Time and again, Morad has proven Baron Cohen’s most effective vehicle for debasement, which might have something to do with the aura of confidence and masculinity the character exudes. Fragile men love “tough guys.”
I also really enjoyed ex-con Rick Sherman’s segment this time around. We haven’t seen him since the first episode, when he anchored the entry’s worst bit with his poop paintings, and I much prefer this light satire of EDM culture to that previous dalliance with the art world. Baron Cohen’s spent a healthy portion of his career pointing out the shallow nature of LA art circles—that was, more or less, Brüno’s entire M.O.—so it’s nice to see a new target in nightclub promoter Jake Inphamous, who gets amped by the audio samples of prison stabbings and forced sodomy that Sherman’s woven into his beats. Here, it feels as if Baron Cohen might be trying a bit too hard to indict Inphamous (and the eventual crowd) for overlooking the severity of the samples in favor of the beat, but the joke is really in how EDM, as a genre, is built entirely on one thing: the drop. You could play audio of pigs getting slaughtered so long as those womps hit at just the right moment.

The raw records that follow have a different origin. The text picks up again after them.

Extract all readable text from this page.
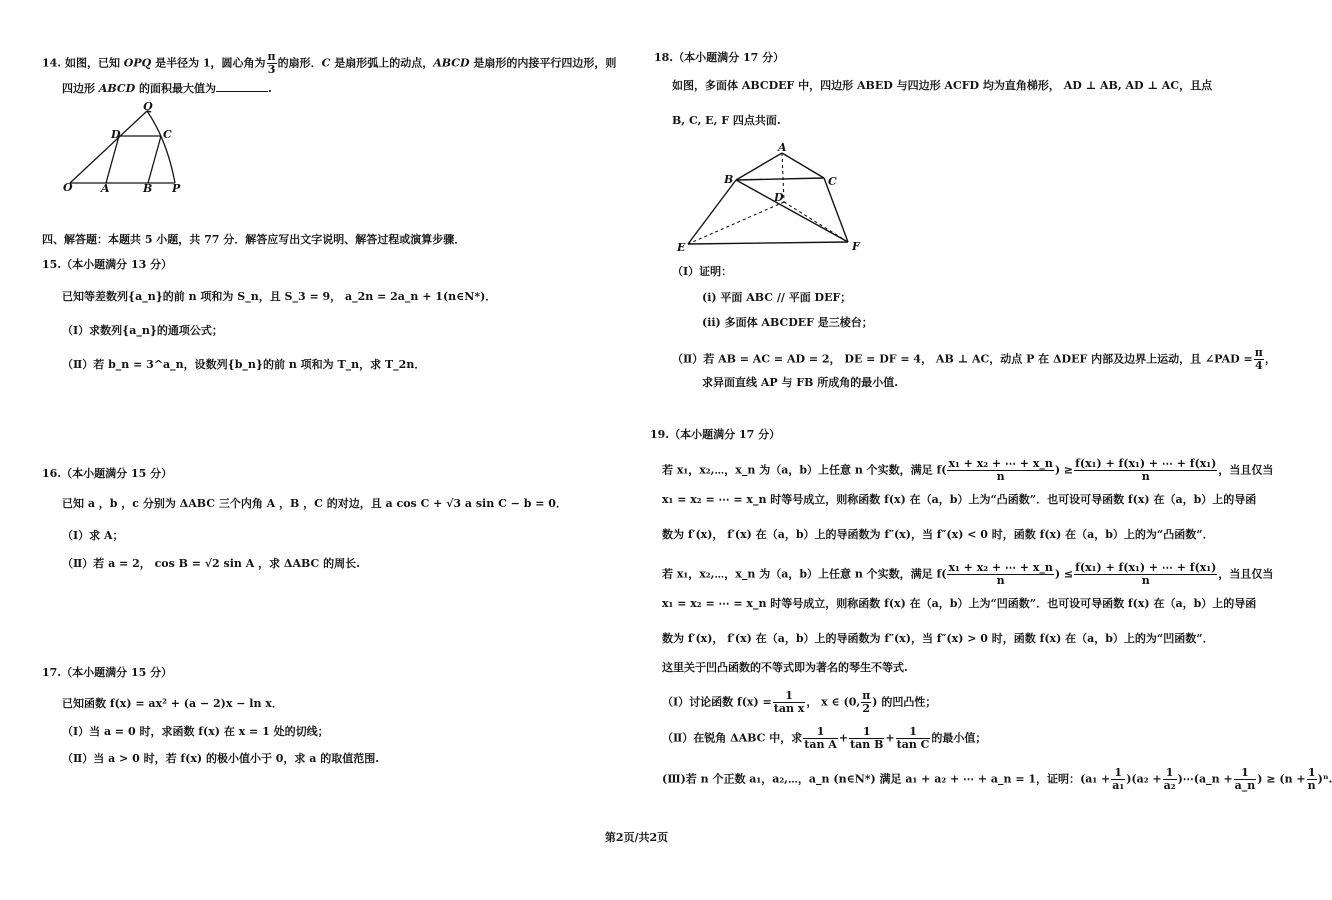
14. 如图，已知 OPQ 是半径为 1，圆心角为 $\frac{\pi}{3}$ 的扇形．C 是扇形弧上的动点，ABCD 是扇形的内接平行四边形，则
四边形 ABCD 的面积最大值为	.
Q
D	C
O	A	B P
四、解答题：本题共 5 小题，共 77 分．解答应写出文字说明、解答过程或演算步骤．
15.（本小题满分 13 分）
已知等差数列{a_n}的前 n 项和为 S_n，且 S_3 = 9， a_2n = 2a_n + 1(n∈N*)．
（Ⅰ）求数列{a_n}的通项公式；
（Ⅱ）若 b_n = 3^a_n，设数列{b_n}的前 n 项和为 T_n，求 T_2n．
16.（本小题满分 15 分）
已知 a ，b ，c 分别为 ΔABC 三个内角 A ，B ，C 的对边，且 a cos C + √3 a sin C − b = 0．
（Ⅰ）求 A；
（Ⅱ）若 a = 2， cos B = √2 sin A ，求 ΔABC 的周长.
17.（本小题满分 15 分）
已知函数 f(x) = ax² + (a − 2)x − ln x．
（Ⅰ）当 a = 0 时，求函数 f(x) 在 x = 1 处的切线；
（Ⅱ）当 a > 0 时，若 f(x) 的极小值小于 0，求 a 的取值范围.
18.（本小题满分 17 分）
如图，多面体 ABCDEF 中，四边形 ABED 与四边形 ACFD 均为直角梯形， AD ⊥ AB, AD ⊥ AC，且点
B, C, E, F 四点共面.
A
B	C
D
E	F
（Ⅰ）证明：
(i) 平面 ABC // 平面 DEF；
(ii) 多面体 ABCDEF 是三棱台；
（Ⅱ）若 AB = AC = AD = 2， DE = DF = 4， AB ⊥ AC，动点 P 在 ΔDEF 内部及边界上运动，且 ∠PAD = $\frac{\pi}{4}$ ，
求异面直线 AP 与 FB 所成角的最小值.
19.（本小题满分 17 分）
若 x₁，x₂,⋯，x_n 为（a，b）上任意 n 个实数，满足 $f( \frac{\text{x₁ + x₂ + ⋯ + x\_n}}{n}$ ) ≥ $\frac{\text{f(x₁) + f(x₁) + ⋯ + f(x₁)}}{n}$ ，当且仅当
x₁ = x₂ = ⋯ = x_n 时等号成立，则称函数 f(x) 在（a，b）上为“凸函数”．也可设可导函数 f(x) 在（a，b）上的导函
数为 f′(x)， f′(x) 在（a，b）上的导函数为 f″(x)，当 f″(x) < 0 时，函数 f(x) 在（a，b）上的为“凸函数”．
若 x₁，x₂,⋯，x_n 为（a，b）上任意 n 个实数，满足 $f( \frac{\text{x₁ + x₂ + ⋯ + x\_n}}{n}$ ) ≤ $\frac{\text{f(x₁) + f(x₁) + ⋯ + f(x₁)}}{n}$ ，当且仅当
x₁ = x₂ = ⋯ = x_n 时等号成立，则称函数 f(x) 在（a，b）上为“凹函数”．也可设可导函数 f(x) 在（a，b）上的导函
数为 f′(x)， f′(x) 在（a，b）上的导函数为 f″(x)，当 f″(x) > 0 时，函数 f(x) 在（a，b）上的为“凹函数”．
这里关于凹凸函数的不等式即为著名的琴生不等式.
（Ⅰ）讨论函数 $f(x) = \frac{1}{\text{tan x}}$ ， x ∈ (0, $\frac{\pi}{2}$ ) 的凹凸性；
（Ⅱ）在锐角 ΔABC 中，求 $\frac{1}{\text{tan A}} + \frac{1}{\text{tan B}} + \frac{1}{\text{tan C}}$ 的最小值；
(Ⅲ)若 n 个正数 a₁，a₂,⋯，a_n (n∈N*) 满足 a₁ + a₂ + ⋯ + a_n = 1，证明：$(a_1 + \frac{1}{\text{a₁}} )(a_2 + \frac{1}{\text{a₂}}$ )⋯(a_n + $\frac{1}{a\_n}$ ) ≥ $(n + \frac{1}{n} )^n$.
第2页/共2页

Billionaire playboy Gio Monaldo, meanwhile, recruits Mahbod Moghadamone, one of the gross tech bros behind Rap Genius, for a photoshoot. Here, he pulls a lot of the same stunts as he did on The Bachelor’s Corinne Olympios in episode two—greenscreening him into charity photos with sponsored products—but Moghadam, a pitch-perfect representation of the Silicon Valley “brogrammer,” is a much better mark. “I kid you not, Jesus came down and told us wassap and he told us this was gonna be the biggest site,” he babbles in an interview. Later, he tells Gio that “the, uh, sunglasses are kind of my trademark.” Seriously, though: How many Silicon Valley characters have been based on this guy?
Who Is America? will be remembered for its headlines—Dick Cheney signing a torture device, for instance—but an episode like this one shows that it needn’t be overly reliant on its relevance. Sometimes, shit is just funny.
- Do we agree with Ruddick that Miss Piggy was the “most respected” of all the Muppets?
- Sherman proudly shouting that his beats feature “genuine sodomy!” was almost as funny as Inphamous’ “DJs get BJs.”
- That Morad sketch was top-to-bottom gold. I like that there were different flavors of joke in there; the character’s segments are usually wound so tightly around guns and racism that they can sometimes overflow with morbidity. Here, we get a screaming match where Morad grills Roberts on his favorite books. “WHY IS IT SO INTERESTING?” he screams after Roberts reveals he reads Tom Clancy. “GETTING INSIDE THE CHARACTERS!” Roberts hilariously responds.
- “My mouth is big enough for two of these!” Roberts yells through the rubber cock in his mouth.
- Gio stuffing Moghadam’s shorts with a baby doll’s arm was funny enough, but him swapping it out for the arm of a black doll? Chef kiss.